Judging by the less than entirely trustworthy words of the retailers’ lots of packs are sold for painting up and are never used. Considering that 20 figures for each player is plenty to play with sales must be based on collecting rather than playing or the concept would peak. Artillery for example can be very powerful yet there are a lot of gun packs about, 2 of which come in boxes with all the limbers and such. 1 on each side per gaming group is quite enough but they do look good made up which probably accounts for their sales.

 

Flintloque has grown a lot in the last year or so from a couple of boxes and the odd blister to a theoretically decent range although getting the right packs can be hard. The same people have put out a Fantasy and Science Fiction range in the past that are now sinking but are still pushed in "Orcs in the Hills", Comicville claim that they are sending back these ranges to be replaced by Flintloque.

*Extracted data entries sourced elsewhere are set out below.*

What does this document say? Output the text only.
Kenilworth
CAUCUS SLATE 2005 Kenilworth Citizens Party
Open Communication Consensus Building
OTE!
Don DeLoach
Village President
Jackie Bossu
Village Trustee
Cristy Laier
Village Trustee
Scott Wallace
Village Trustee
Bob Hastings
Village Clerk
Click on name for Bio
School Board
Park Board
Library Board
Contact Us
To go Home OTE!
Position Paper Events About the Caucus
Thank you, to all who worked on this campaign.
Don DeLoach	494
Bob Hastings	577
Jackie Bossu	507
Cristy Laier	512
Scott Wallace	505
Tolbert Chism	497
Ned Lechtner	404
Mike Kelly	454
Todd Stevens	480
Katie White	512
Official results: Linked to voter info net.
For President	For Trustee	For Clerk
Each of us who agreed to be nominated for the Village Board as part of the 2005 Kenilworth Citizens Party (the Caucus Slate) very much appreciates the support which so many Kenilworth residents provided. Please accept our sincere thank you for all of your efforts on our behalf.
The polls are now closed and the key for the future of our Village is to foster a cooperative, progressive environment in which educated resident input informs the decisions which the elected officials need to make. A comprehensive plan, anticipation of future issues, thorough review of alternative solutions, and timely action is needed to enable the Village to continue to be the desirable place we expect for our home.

It is quite possible that Flintloque will also peak, the basic box is certainly a once only purchase and to anyone with access to the basic rules it is cheaper to build up figures by individual packs. Certainly new packs are coming out pretty quickly, £10 and £20 boxes as well as the blisters but there is every chance that the system will get as far as it can. Reaction at the Halifax club was pretty limited, it seems to attract the GW types who are too old to play the average GW adept and want simple games. Having recently played Warhammer 40K again I can say that 40K is a far better presented and better playing set of rules. It would not be unwise to say that in a few years the now popular Flintloque may become hard to find, I am stocking up just in case.